L’exposition présente sans doute les sculptures originales. Des reconstitutions
sont expliquées selon des gravures sur cuivre du milieu du XVIIème siècle. Le
spirituel y trouve sa part : les tympans de petite taille pour la
dormition de la Vierge puis son couronnement sont habitées par des personnages
vêtues à la grecque. C’est à Strasbourg au portail sud que pour la première
fois apparaissent ces deux thèmes devenus dogmatiques. Il y a le parfait
équilibre médiéval entre les les âges et les prophètes.

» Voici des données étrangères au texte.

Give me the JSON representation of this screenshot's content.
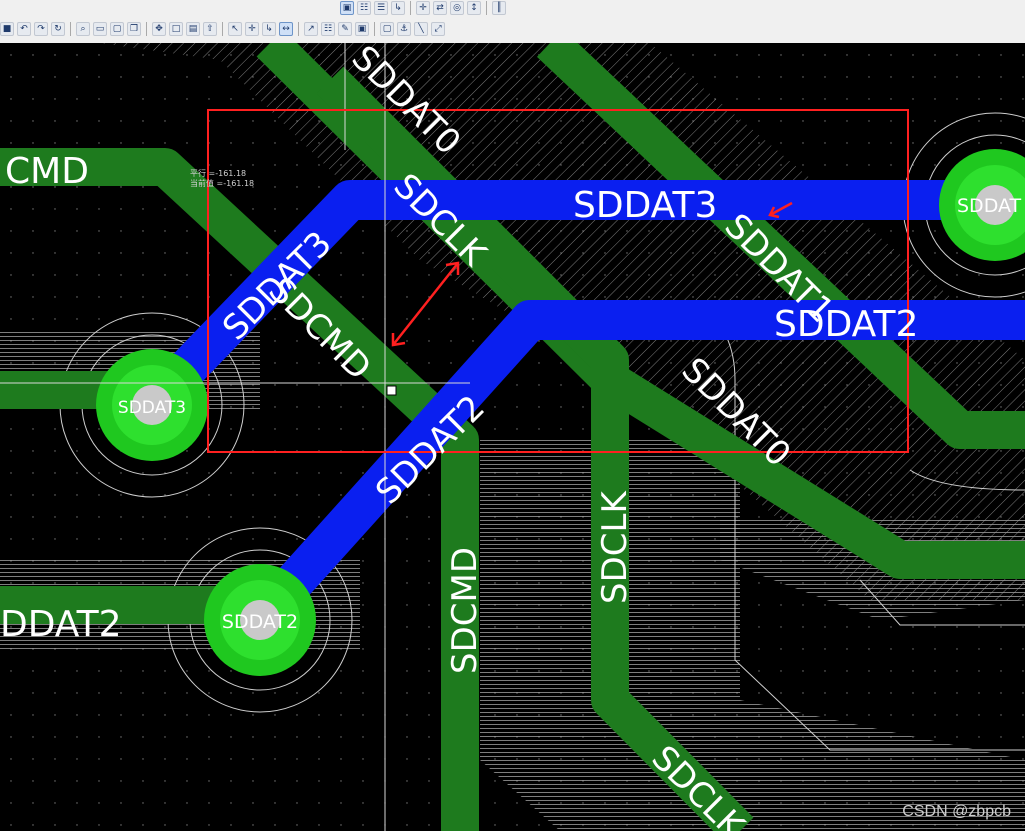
{
  "toolbar": {
    "top_icons": [
      "layer-setup-icon",
      "grid-icon",
      "list-icon",
      "route-icon",
      "move-icon",
      "link-icon",
      "via-icon",
      "height-icon",
      "split-icon"
    ],
    "bottom_icons": [
      "save-icon",
      "undo-icon",
      "redo-icon",
      "refresh-icon",
      "zoom-icon",
      "view-icon",
      "select-icon",
      "copy-icon",
      "pan-icon",
      "board-icon",
      "layers-icon",
      "export-icon",
      "pointer-icon",
      "move-icon",
      "route-icon",
      "measure-icon",
      "select-area-icon",
      "grid-icon",
      "pen-icon",
      "lock-icon",
      "unlock-icon",
      "anchor-icon",
      "trace-icon",
      "stretch-icon"
    ]
  },
  "pcb": {
    "colors": {
      "background": "#000000",
      "top_trace": "#1e7b1e",
      "bottom_trace": "#0a1ff0",
      "copper_pour_lines": "#b9b9b9",
      "pad_outer": "#1fc81f",
      "pad_inner": "#c9c9c9",
      "measure": "#ff2020",
      "label": "#ffffff"
    },
    "labels": {
      "sdcmd_left": "CMD",
      "sddat0_top": "SDDAT0",
      "sdclk_diag": "SDCLK",
      "sddat3_right": "SDDAT3",
      "sddat1": "SDDAT1",
      "sddat2_right": "SDDAT2",
      "sddat3_left_blue": "SDDAT3",
      "sdcmd_diag": "SDCMD",
      "sddat0_mid": "SDDAT0",
      "sddat2_blue": "SDDAT2",
      "sdclk_vertical": "SDCLK",
      "sdcmd_vertical": "SDCMD",
      "sddat2_left": "DDAT2",
      "sdclk_bottom": "SDCLK",
      "pad_sddat3": "SDDAT3",
      "pad_sddat2": "SDDAT2",
      "pad_sddat_right": "SDDAT"
    },
    "measurement_tooltip": {
      "line1": "平行 =-161.18",
      "line2": "当前值 =-161.18"
    },
    "watermark": "CSDN @zbpcb"
  }
}
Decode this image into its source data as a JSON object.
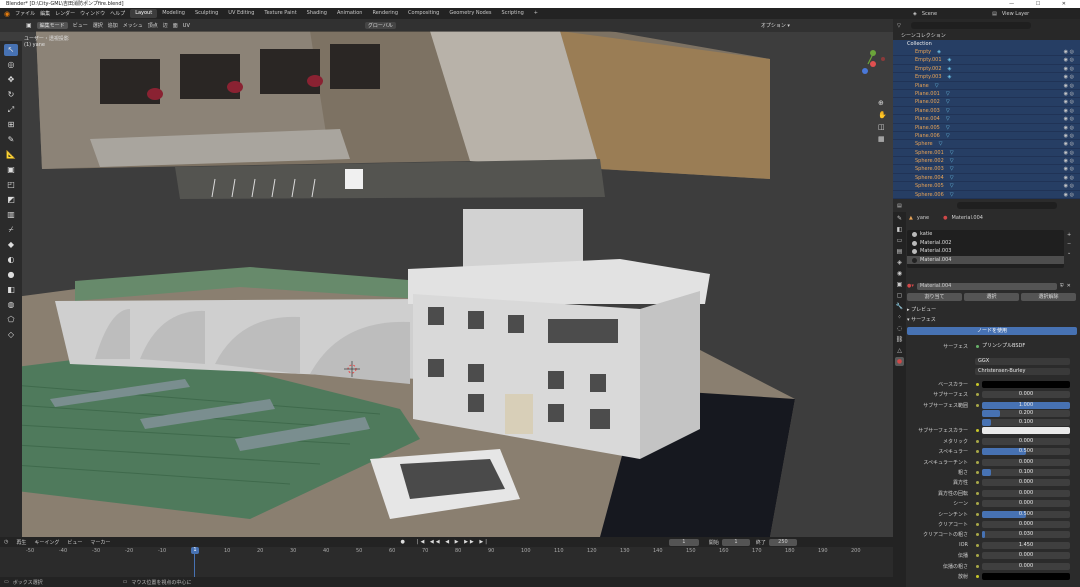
{
  "window": {
    "title": "Blender* [D:\\City-GML\\吉田消防ポンプfire.blend]",
    "controls": "— ☐ ✕"
  },
  "menu": [
    "ファイル",
    "編集",
    "レンダー",
    "ウィンドウ",
    "ヘルプ"
  ],
  "workspaces": [
    "Layout",
    "Modeling",
    "Sculpting",
    "UV Editing",
    "Texture Paint",
    "Shading",
    "Animation",
    "Rendering",
    "Compositing",
    "Geometry Nodes",
    "Scripting",
    "+"
  ],
  "active_workspace": "Layout",
  "scene": {
    "scene_label": "Scene",
    "view_layer": "View Layer"
  },
  "viewport_header": {
    "mode": "編集モード",
    "items": [
      "ビュー",
      "選択",
      "追加",
      "メッシュ",
      "頂点",
      "辺",
      "面",
      "UV"
    ],
    "transform": "グローバル",
    "options": "オプション ▾"
  },
  "viewport_overlay_text": [
    "ユーザー・透視投影",
    "(1) yane"
  ],
  "outliner": {
    "title": "シーンコレクション",
    "collection": "Collection",
    "items": [
      "Empty",
      "Empty.001",
      "Empty.002",
      "Empty.003",
      "Plane",
      "Plane.001",
      "Plane.002",
      "Plane.003",
      "Plane.004",
      "Plane.005",
      "Plane.006",
      "Sphere",
      "Sphere.001",
      "Sphere.002",
      "Sphere.003",
      "Sphere.004",
      "Sphere.005",
      "Sphere.006"
    ]
  },
  "properties": {
    "object": "yane",
    "material_slot": "Material.004",
    "materials": [
      "katie",
      "Material.002",
      "Material.003",
      "Material.004"
    ],
    "selected_material": "Material.004",
    "material_name": "Material.004",
    "buttons": {
      "assign": "割り当て",
      "select": "選択",
      "deselect": "選択解除"
    },
    "sections": {
      "preview": "プレビュー",
      "surface": "サーフェス"
    },
    "use_nodes": "ノードを使用",
    "surface_label": "サーフェス",
    "surface_value": "プリンシプルBSDF",
    "distribution": "GGX",
    "subsurface_method": "Christensen-Burley",
    "params": [
      {
        "label": "ベースカラー",
        "value": "",
        "kind": "color-black"
      },
      {
        "label": "サブサーフェス",
        "value": "0.000",
        "kind": "num"
      },
      {
        "label": "サブサーフェス範囲",
        "value": "1.000",
        "kind": "num"
      },
      {
        "label": "",
        "value": "0.200",
        "kind": "num"
      },
      {
        "label": "",
        "value": "0.100",
        "kind": "num"
      },
      {
        "label": "サブサーフェスカラー",
        "value": "",
        "kind": "color-white"
      },
      {
        "label": "メタリック",
        "value": "0.000",
        "kind": "num"
      },
      {
        "label": "スペキュラー",
        "value": "0.500",
        "kind": "num"
      },
      {
        "label": "スペキュラーチント",
        "value": "0.000",
        "kind": "num"
      },
      {
        "label": "粗さ",
        "value": "0.100",
        "kind": "num"
      },
      {
        "label": "異方性",
        "value": "0.000",
        "kind": "num"
      },
      {
        "label": "異方性の回転",
        "value": "0.000",
        "kind": "num"
      },
      {
        "label": "シーン",
        "value": "0.000",
        "kind": "num"
      },
      {
        "label": "シーンチント",
        "value": "0.500",
        "kind": "num"
      },
      {
        "label": "クリアコート",
        "value": "0.000",
        "kind": "num"
      },
      {
        "label": "クリアコートの粗さ",
        "value": "0.030",
        "kind": "num"
      },
      {
        "label": "IOR",
        "value": "1.450",
        "kind": "num"
      },
      {
        "label": "伝播",
        "value": "0.000",
        "kind": "num"
      },
      {
        "label": "伝播の粗さ",
        "value": "0.000",
        "kind": "num"
      },
      {
        "label": "放射",
        "value": "",
        "kind": "color-black"
      }
    ]
  },
  "timeline": {
    "menus": [
      "再生",
      "キーイング",
      "ビュー",
      "マーカー"
    ],
    "current_frame": "1",
    "start_label": "開始",
    "start": "1",
    "end_label": "終了",
    "end": "250",
    "ticks": [
      "-50",
      "-40",
      "-30",
      "-20",
      "-10",
      "0",
      "10",
      "20",
      "30",
      "40",
      "50",
      "60",
      "70",
      "80",
      "90",
      "100",
      "110",
      "120",
      "130",
      "140",
      "150",
      "160",
      "170",
      "180",
      "190",
      "200"
    ],
    "playhead": "1"
  },
  "status": {
    "left": "ボックス選択",
    "middle": "マウス位置を視点の中心に"
  },
  "colors": {
    "accent": "#4772b3",
    "selected_row": "#263e64",
    "orange_text": "#e8a356",
    "panel": "#2b2b2b"
  }
}
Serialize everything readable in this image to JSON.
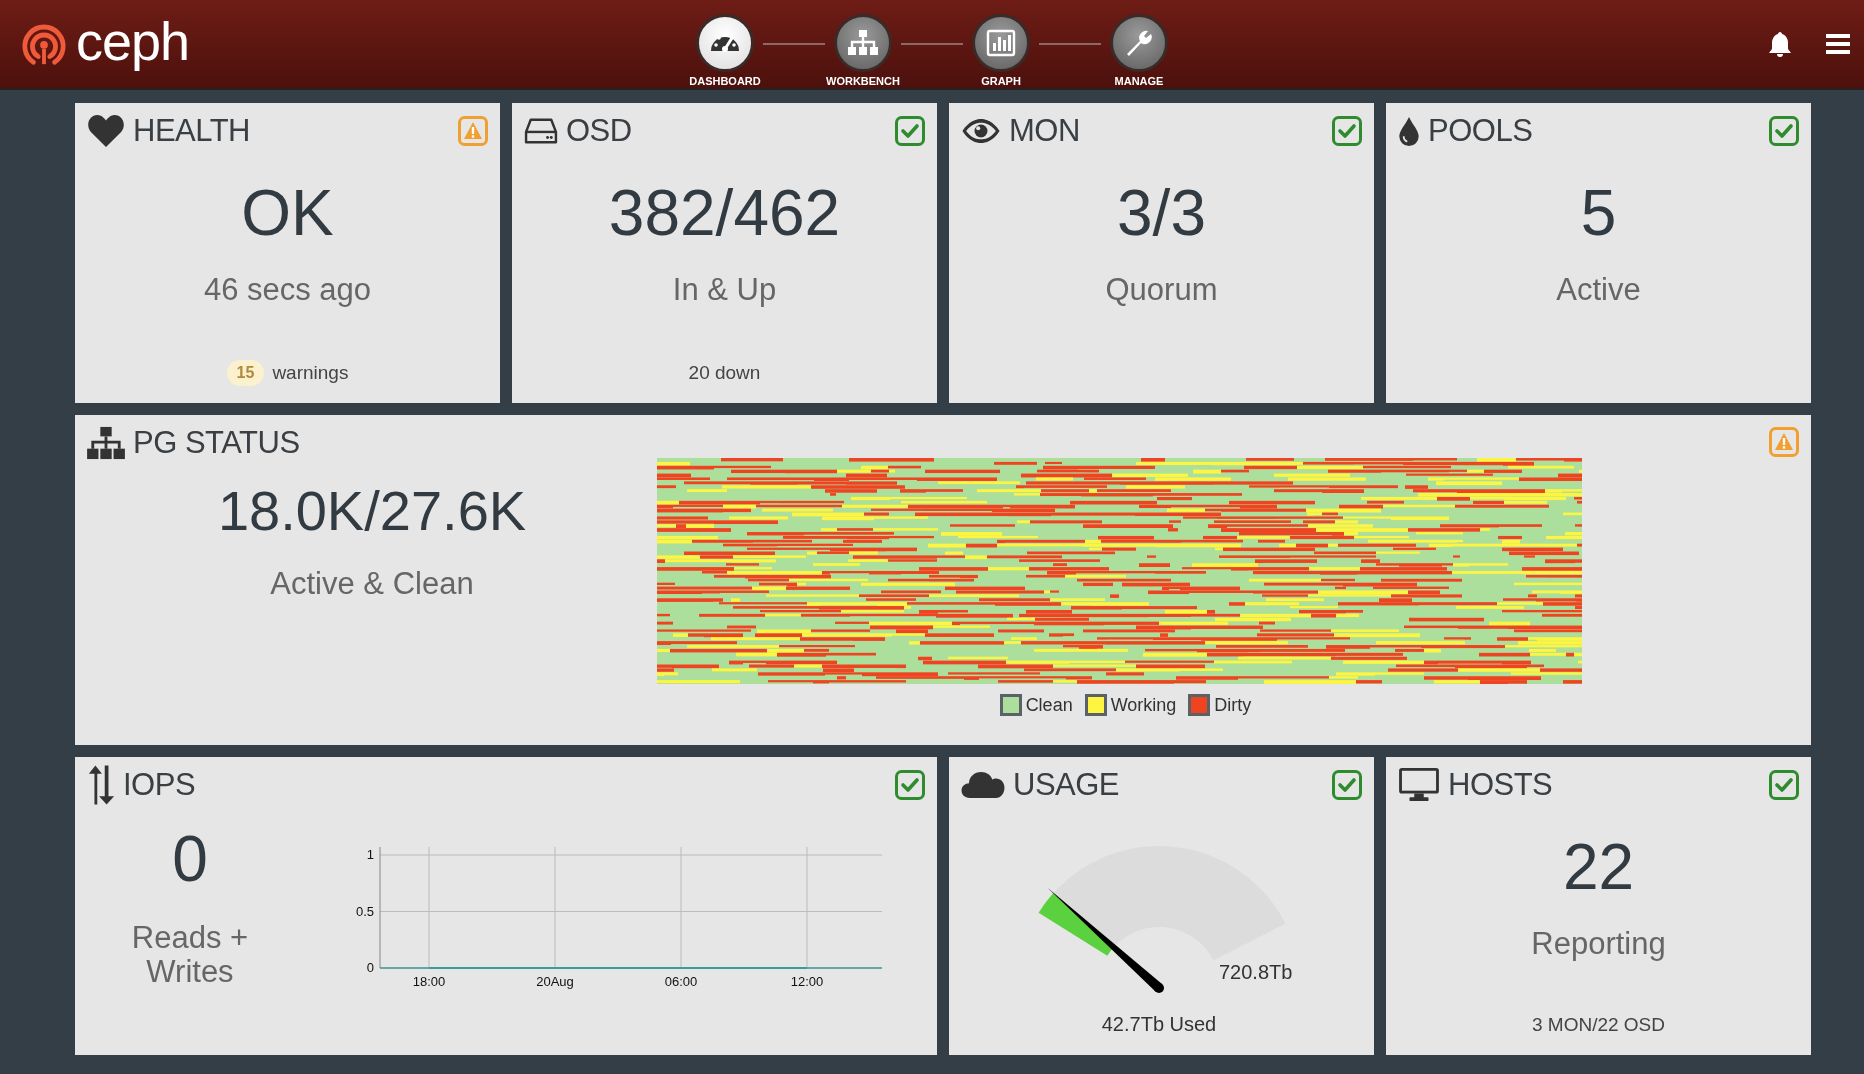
{
  "header": {
    "logo": "ceph",
    "nav": [
      {
        "label": "DASHBOARD",
        "selected": true
      },
      {
        "label": "WORKBENCH",
        "selected": false
      },
      {
        "label": "GRAPH",
        "selected": false
      },
      {
        "label": "MANAGE",
        "selected": false
      }
    ]
  },
  "summary_cards": [
    {
      "title": "HEALTH",
      "warning": true,
      "value": "OK",
      "subtitle": "46 secs ago",
      "badge": "15",
      "footer": "warnings"
    },
    {
      "title": "OSD",
      "warning": false,
      "value": "382/462",
      "subtitle": "In & Up",
      "footer": "20 down"
    },
    {
      "title": "MON",
      "warning": false,
      "value": "3/3",
      "subtitle": "Quorum"
    },
    {
      "title": "POOLS",
      "warning": false,
      "value": "5",
      "subtitle": "Active"
    }
  ],
  "pg_status": {
    "title": "PG STATUS",
    "warning": true,
    "value": "18.0K/27.6K",
    "subtitle": "Active & Clean",
    "legend": [
      {
        "label": "Clean",
        "color": "#addf9c"
      },
      {
        "label": "Working",
        "color": "#fdf542"
      },
      {
        "label": "Dirty",
        "color": "#ee4422"
      }
    ]
  },
  "iops": {
    "title": "IOPS",
    "warning": false,
    "value": "0",
    "subtitle": "Reads + Writes",
    "chart_data": {
      "type": "line",
      "categories": [
        "18:00",
        "20Aug",
        "06:00",
        "12:00"
      ],
      "series": [
        {
          "color": "#3f9a9a",
          "values": [
            0,
            0,
            0,
            0
          ]
        }
      ],
      "ylim": [
        0,
        1
      ],
      "yticks": [
        0,
        0.5,
        1
      ],
      "grid": true
    }
  },
  "usage": {
    "title": "USAGE",
    "warning": false,
    "capacity": "720.8Tb",
    "used": "42.7Tb Used"
  },
  "hosts": {
    "title": "HOSTS",
    "warning": false,
    "value": "22",
    "subtitle": "Reporting",
    "footer": "3 MON/22 OSD"
  }
}
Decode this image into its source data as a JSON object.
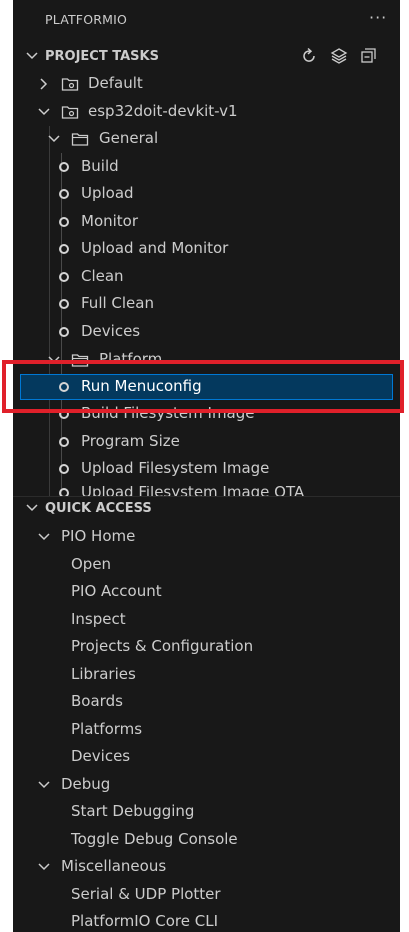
{
  "panel": {
    "title": "PLATFORMIO",
    "more_label": "···"
  },
  "project_tasks": {
    "title": "PROJECT TASKS",
    "envs": [
      {
        "label": "Default",
        "expanded": false
      },
      {
        "label": "esp32doit-devkit-v1",
        "expanded": true
      }
    ],
    "general": {
      "label": "General",
      "tasks": [
        "Build",
        "Upload",
        "Monitor",
        "Upload and Monitor",
        "Clean",
        "Full Clean",
        "Devices"
      ]
    },
    "platform": {
      "label": "Platform",
      "tasks": [
        "Run Menuconfig",
        "Build Filesystem Image",
        "Program Size",
        "Upload Filesystem Image",
        "Upload Filesystem Image OTA"
      ]
    },
    "selected_task": "Run Menuconfig"
  },
  "quick_access": {
    "title": "QUICK ACCESS",
    "groups": [
      {
        "label": "PIO Home",
        "items": [
          "Open",
          "PIO Account",
          "Inspect",
          "Projects & Configuration",
          "Libraries",
          "Boards",
          "Platforms",
          "Devices"
        ]
      },
      {
        "label": "Debug",
        "items": [
          "Start Debugging",
          "Toggle Debug Console"
        ]
      },
      {
        "label": "Miscellaneous",
        "items": [
          "Serial & UDP Plotter",
          "PlatformIO Core CLI"
        ]
      }
    ]
  },
  "colors": {
    "highlight": "#e0202a",
    "selection_bg": "#04395e",
    "selection_border": "#0078d4"
  }
}
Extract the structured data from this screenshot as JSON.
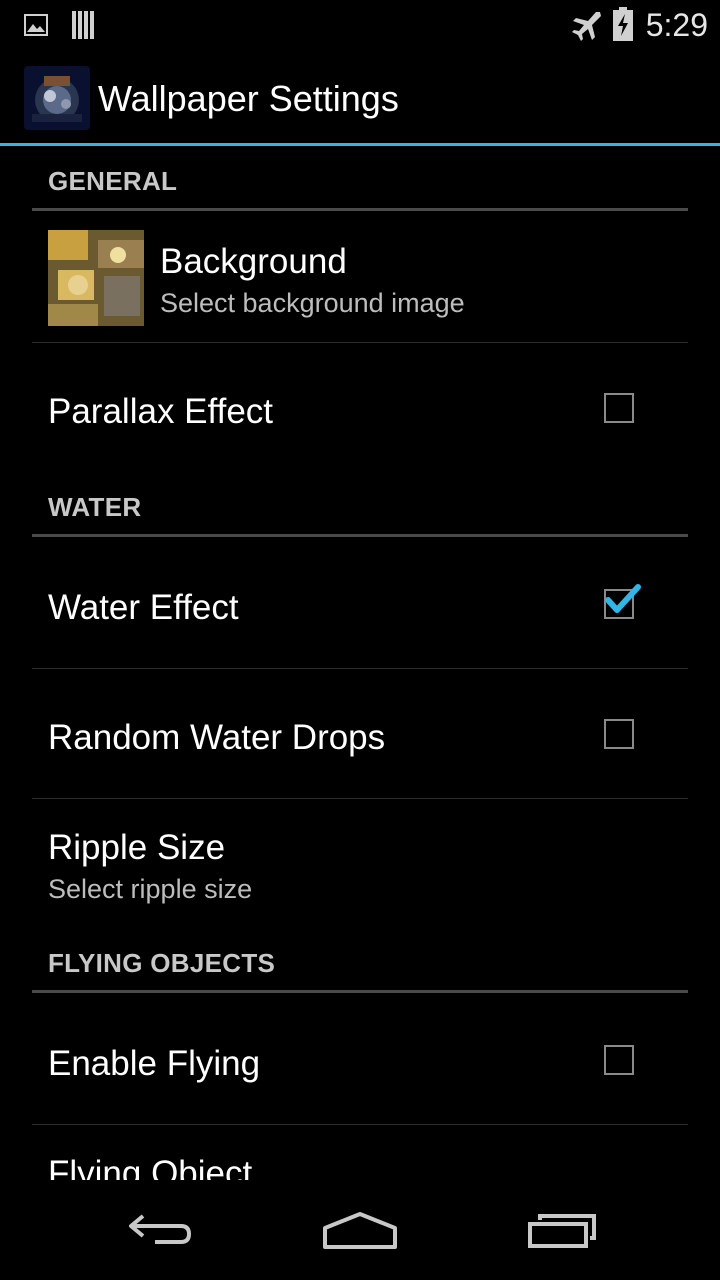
{
  "status_bar": {
    "time": "5:29",
    "left_icons": [
      "gallery-icon",
      "barcode-icon"
    ],
    "right_icons": [
      "airplane-mode-icon",
      "battery-charging-icon"
    ]
  },
  "action_bar": {
    "title": "Wallpaper Settings",
    "accent_color": "#33b5e5"
  },
  "sections": {
    "general": {
      "header": "GENERAL",
      "background": {
        "title": "Background",
        "summary": "Select background image"
      },
      "parallax": {
        "title": "Parallax Effect",
        "checked": false
      }
    },
    "water": {
      "header": "WATER",
      "water_effect": {
        "title": "Water Effect",
        "checked": true
      },
      "random_drops": {
        "title": "Random Water Drops",
        "checked": false
      },
      "ripple_size": {
        "title": "Ripple Size",
        "summary": "Select ripple size"
      }
    },
    "flying": {
      "header": "FLYING OBJECTS",
      "enable_flying": {
        "title": "Enable Flying",
        "checked": false
      },
      "flying_object": {
        "title": "Flying Object"
      }
    }
  },
  "nav_bar": {
    "buttons": [
      "back-icon",
      "home-icon",
      "recent-apps-icon"
    ]
  }
}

Le moment dure peu,
l’exposition ou bien le cours normal du musée montre des sculptures
postérieures lourdes et méchantes ne ménageant pas les autorités cléricales de
l’époque : évêques, pape. Un Africain noir aussi. La suite et la fin sont
la présentation de vitraux que l’on peut admirer à loisir. Le verre peint, les
couleurs intangibles, le sertissage. – Un chien admirable, Marguerite
passionnée par une femme dessinant à main levée et très vive des visages de
pierre, un Moïse avant le chien. Et toujours dans la nuit venue, le cuivre
rouge de la cathédrale éclairée au plus seyant de sa pierre.